Es de noche y por Alberdi andan pocos autos. A simple vista, las veredas están casi vacías y la mayoría de los negocios, cerrados. La luz de un local que vende comida para perros está encendida. Se acerca el dueño y ante mi pregunta, contesta: “Sí… lo conozco. ¿No está en la esquina? Esta mañana andaba por acá rompiendo las bolas”. El horario no era el indicado. César, el árbitro de Mataderos, no suele dirigir de noche.
Es de día y los rayos del sol están casi molestos. Alberdi está colapsada y más aún sus veredas. Los negocios, todos abiertos. Camino despacio. Miro atento y no lo encuentro. De repente, el ruido de un silbato al aire me da la primera pesquisa. César, anda cerca.
Ahí está, a metros de la calle Andalgalá. Entre saludos y bocinazos, saca la amarilla, habla solo, saca la roja y se mueve lento, sobre el mismo lugar. Un barbijo sucio le tapa el rostro y una gorra fluorescente de cotillón le cubre su pelo naranja. Carga dos bolsas de residuos enormes que si no tendrían poco peso serían inlevantables. Mira a lo lejos, revolotea las manos y guapea bravío a la estampida de autos que le pasan cerca.
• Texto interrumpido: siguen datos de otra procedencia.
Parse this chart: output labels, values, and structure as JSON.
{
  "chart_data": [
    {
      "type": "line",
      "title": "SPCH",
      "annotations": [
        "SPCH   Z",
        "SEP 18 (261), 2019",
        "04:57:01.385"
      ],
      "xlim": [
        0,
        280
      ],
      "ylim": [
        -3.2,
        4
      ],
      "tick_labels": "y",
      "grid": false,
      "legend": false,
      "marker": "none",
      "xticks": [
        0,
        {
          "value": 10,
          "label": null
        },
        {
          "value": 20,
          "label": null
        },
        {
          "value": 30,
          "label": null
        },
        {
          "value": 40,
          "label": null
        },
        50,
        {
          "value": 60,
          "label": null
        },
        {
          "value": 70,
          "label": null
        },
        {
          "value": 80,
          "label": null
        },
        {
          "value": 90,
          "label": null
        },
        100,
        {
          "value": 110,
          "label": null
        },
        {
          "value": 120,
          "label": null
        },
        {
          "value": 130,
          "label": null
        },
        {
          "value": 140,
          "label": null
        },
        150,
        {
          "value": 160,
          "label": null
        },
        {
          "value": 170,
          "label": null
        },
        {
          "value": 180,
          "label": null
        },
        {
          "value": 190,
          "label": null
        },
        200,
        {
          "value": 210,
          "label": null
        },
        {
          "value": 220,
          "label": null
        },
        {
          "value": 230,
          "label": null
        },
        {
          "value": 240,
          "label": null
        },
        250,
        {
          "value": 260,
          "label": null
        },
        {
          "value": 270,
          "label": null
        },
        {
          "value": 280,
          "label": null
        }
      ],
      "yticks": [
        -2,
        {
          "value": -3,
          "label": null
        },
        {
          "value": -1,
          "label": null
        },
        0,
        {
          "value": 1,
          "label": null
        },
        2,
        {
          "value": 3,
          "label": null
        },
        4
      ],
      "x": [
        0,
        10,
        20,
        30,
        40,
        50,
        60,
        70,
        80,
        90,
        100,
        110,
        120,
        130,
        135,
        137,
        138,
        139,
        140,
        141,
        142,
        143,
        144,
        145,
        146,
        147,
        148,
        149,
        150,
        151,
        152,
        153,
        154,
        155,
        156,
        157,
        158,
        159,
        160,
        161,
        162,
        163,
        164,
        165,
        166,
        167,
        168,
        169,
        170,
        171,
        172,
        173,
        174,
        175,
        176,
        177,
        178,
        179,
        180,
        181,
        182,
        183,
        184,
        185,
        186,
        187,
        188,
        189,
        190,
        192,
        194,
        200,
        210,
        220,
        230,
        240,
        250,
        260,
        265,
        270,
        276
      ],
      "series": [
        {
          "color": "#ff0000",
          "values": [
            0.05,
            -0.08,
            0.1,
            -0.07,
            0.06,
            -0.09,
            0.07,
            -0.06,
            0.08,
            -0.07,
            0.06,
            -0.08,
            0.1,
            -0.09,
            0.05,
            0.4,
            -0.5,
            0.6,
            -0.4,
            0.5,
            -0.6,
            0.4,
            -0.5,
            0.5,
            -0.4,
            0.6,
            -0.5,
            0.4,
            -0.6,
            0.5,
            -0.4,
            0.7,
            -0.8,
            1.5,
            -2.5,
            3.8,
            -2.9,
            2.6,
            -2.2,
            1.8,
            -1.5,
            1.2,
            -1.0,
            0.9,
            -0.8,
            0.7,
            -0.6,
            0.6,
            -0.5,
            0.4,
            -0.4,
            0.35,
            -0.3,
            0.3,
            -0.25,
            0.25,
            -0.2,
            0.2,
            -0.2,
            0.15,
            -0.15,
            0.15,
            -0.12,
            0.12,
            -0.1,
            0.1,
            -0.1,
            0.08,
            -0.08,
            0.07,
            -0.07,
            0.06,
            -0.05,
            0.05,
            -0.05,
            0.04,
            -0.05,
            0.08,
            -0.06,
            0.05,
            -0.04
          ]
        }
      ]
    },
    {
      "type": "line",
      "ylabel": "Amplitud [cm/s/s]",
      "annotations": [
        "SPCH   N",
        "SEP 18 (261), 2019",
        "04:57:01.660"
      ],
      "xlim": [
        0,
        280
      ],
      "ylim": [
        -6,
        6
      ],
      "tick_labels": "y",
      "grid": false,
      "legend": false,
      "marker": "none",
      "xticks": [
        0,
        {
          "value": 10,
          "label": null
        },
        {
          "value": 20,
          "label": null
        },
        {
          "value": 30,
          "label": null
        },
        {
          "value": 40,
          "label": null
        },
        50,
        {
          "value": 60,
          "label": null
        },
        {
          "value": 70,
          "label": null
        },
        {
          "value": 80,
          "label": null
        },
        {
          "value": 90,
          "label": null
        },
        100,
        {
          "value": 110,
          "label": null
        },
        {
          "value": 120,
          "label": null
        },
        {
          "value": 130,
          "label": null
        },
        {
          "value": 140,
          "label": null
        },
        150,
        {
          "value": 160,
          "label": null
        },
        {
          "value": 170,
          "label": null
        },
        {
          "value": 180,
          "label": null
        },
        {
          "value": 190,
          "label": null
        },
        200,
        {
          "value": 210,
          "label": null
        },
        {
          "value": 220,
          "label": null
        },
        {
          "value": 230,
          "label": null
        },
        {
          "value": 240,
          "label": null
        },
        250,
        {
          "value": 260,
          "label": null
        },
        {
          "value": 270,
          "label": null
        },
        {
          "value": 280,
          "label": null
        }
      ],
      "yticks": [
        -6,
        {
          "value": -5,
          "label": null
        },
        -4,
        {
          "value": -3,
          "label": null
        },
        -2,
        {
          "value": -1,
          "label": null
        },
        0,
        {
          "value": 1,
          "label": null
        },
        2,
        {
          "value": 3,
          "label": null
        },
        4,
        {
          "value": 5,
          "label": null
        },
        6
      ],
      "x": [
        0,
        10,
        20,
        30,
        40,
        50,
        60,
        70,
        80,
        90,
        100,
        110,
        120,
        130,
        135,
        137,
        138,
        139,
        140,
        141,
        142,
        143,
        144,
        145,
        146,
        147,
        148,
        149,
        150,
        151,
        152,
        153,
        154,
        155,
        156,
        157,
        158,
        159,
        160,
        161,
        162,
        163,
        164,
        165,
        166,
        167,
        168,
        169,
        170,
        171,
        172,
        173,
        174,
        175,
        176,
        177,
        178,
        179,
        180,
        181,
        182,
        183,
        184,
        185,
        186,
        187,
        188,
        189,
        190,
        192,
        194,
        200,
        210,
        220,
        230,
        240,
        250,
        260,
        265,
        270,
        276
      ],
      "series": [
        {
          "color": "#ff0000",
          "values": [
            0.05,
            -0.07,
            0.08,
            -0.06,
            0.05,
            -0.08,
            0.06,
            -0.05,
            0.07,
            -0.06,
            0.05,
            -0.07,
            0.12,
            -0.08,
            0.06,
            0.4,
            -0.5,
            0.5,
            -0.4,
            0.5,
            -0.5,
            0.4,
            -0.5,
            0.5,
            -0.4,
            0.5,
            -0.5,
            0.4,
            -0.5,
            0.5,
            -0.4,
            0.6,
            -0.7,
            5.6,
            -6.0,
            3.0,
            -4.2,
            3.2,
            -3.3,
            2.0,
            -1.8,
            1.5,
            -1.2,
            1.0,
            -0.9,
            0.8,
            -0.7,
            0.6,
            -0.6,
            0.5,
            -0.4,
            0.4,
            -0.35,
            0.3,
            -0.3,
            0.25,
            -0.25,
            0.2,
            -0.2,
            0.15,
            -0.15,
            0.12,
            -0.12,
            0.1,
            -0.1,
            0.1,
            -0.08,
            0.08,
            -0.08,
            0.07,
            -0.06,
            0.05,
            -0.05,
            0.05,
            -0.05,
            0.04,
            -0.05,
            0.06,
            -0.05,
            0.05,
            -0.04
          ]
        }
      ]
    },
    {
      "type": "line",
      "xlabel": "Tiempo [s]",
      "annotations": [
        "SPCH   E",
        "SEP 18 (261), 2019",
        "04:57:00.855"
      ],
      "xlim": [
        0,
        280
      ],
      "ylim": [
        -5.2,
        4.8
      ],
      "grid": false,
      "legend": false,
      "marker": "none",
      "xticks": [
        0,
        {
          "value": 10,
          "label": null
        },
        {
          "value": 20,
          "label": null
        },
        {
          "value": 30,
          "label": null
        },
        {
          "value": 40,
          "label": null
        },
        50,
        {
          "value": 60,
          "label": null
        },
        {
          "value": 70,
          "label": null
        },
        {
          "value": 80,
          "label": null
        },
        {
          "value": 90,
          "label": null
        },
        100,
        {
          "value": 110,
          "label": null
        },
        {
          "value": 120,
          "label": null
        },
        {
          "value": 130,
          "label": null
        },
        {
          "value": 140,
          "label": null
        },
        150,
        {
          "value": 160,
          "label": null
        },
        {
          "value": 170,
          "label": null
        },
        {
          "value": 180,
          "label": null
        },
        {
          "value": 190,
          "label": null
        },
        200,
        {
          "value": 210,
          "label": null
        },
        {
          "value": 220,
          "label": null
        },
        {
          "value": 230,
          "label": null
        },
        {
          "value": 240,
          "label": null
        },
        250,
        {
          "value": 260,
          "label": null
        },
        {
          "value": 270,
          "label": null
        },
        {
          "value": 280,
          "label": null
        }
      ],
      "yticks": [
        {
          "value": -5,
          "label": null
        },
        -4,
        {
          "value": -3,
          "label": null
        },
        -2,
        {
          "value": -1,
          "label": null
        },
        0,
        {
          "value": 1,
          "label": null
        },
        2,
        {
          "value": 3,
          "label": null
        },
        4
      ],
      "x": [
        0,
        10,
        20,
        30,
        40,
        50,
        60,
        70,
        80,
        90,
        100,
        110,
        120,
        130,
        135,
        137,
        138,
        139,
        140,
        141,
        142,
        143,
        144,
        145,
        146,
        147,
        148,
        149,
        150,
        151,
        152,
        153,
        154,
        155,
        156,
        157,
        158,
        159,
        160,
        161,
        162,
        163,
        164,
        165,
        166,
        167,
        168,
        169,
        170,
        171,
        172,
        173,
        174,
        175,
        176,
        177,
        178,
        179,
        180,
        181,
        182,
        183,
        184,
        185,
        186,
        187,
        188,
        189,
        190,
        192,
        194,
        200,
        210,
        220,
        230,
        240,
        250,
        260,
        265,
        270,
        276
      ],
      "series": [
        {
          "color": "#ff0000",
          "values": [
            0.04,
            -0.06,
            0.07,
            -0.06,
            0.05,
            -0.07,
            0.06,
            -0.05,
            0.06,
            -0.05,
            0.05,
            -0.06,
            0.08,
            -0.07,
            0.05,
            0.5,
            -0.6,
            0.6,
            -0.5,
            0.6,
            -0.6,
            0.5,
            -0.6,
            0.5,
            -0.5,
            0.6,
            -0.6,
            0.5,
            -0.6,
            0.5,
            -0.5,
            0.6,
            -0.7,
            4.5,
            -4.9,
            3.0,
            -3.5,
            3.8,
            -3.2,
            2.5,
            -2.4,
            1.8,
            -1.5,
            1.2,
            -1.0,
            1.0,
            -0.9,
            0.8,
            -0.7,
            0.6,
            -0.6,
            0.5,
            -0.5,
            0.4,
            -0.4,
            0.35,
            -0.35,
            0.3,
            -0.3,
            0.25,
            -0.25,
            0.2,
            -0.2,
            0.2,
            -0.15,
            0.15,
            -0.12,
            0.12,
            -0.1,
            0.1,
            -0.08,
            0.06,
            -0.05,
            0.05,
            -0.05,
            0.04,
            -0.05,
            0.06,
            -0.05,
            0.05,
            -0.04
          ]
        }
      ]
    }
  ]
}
“Soy puto, ¿no te molesta no?”, se presenta de una y aclimata la charla que ni siquiera había empezado. César balbucea cosas indescifrables, gira la cabeza, mira hacia lo largo de la avenida y se mueve impaciente. Saca de su ocasional equipaje un micrófono de juguete y una radio portátil destruida. La enciende y me muestra que, además de arbitrar, canta, baila y locuta partidos de fútbol. Como los que años atrás quizás haya jugado Chicago, club que se auto adjudica haber dirigido.
Porque él, con sus 56 años, dice ser “árbitro por decisión”. Hoy está ya retirado de un sueño futbolístico que tal vez sólo su conciente cree haber vivido. Por eso día tras día se encarga de dirigir el tránsito vehicular de Mataderos.
“¿De qué diario sos?”, pregunta curioso y corta la bocha. Lo corrijo, me mira fijo, y aprovecha para repetirme que a veces trabaja más cerca de la General Paz, en la calle. Además, que se estaba yendo a lo de su hermana, que vive a unas cuadras.
César tira como puede, con el mango justo. “Algunos negocios me dan algo para comer o algo de guita, el otro día el del almacén me dio 20 pesos”, dice asombrado. Así y todo tiene su propio rancho, sobre la calle Cosquín. A todo esto, me pide un favor. “Necesito 2 pesos para comprar un micrófono nuevo. Sale 15”, comenta y, por las dudas, insiste: “¿De qué diario sos?”.
En el barrio lo conocen todos. Algunos lo toman por colifa, por un chiflado inofensivo, o simplemente un rompe bolas. Otros se divierten y los menos, ya lo cagaron a palos. “Hay gente que tiene mucha maldad, los pibes están muy violentos. Ya me pegaron tres veces y me tuvieron que dar puntos en la mano -me muestra la herida por encima del dedo pulgar-. Además me llevaron puesto dos colectivos y tres autos”, concluye.
No es nada fácil pasar por loco y dirigir el tránsito. “Yo no le hago mal a nadie”, dice. Menos aún cuando recuerda que muy pocos lo contienen, su madre murió hace más de 20 años, y su padre hace unos meses. César está solo. Y solo camina, toca fuerte el silbato, saca la amarilla, la roja, y amonesta colectivos que transitan sin chistar. Solo, también se acerca y se despide. Antes, me dice: “¿No me podés conseguir una peluca?”.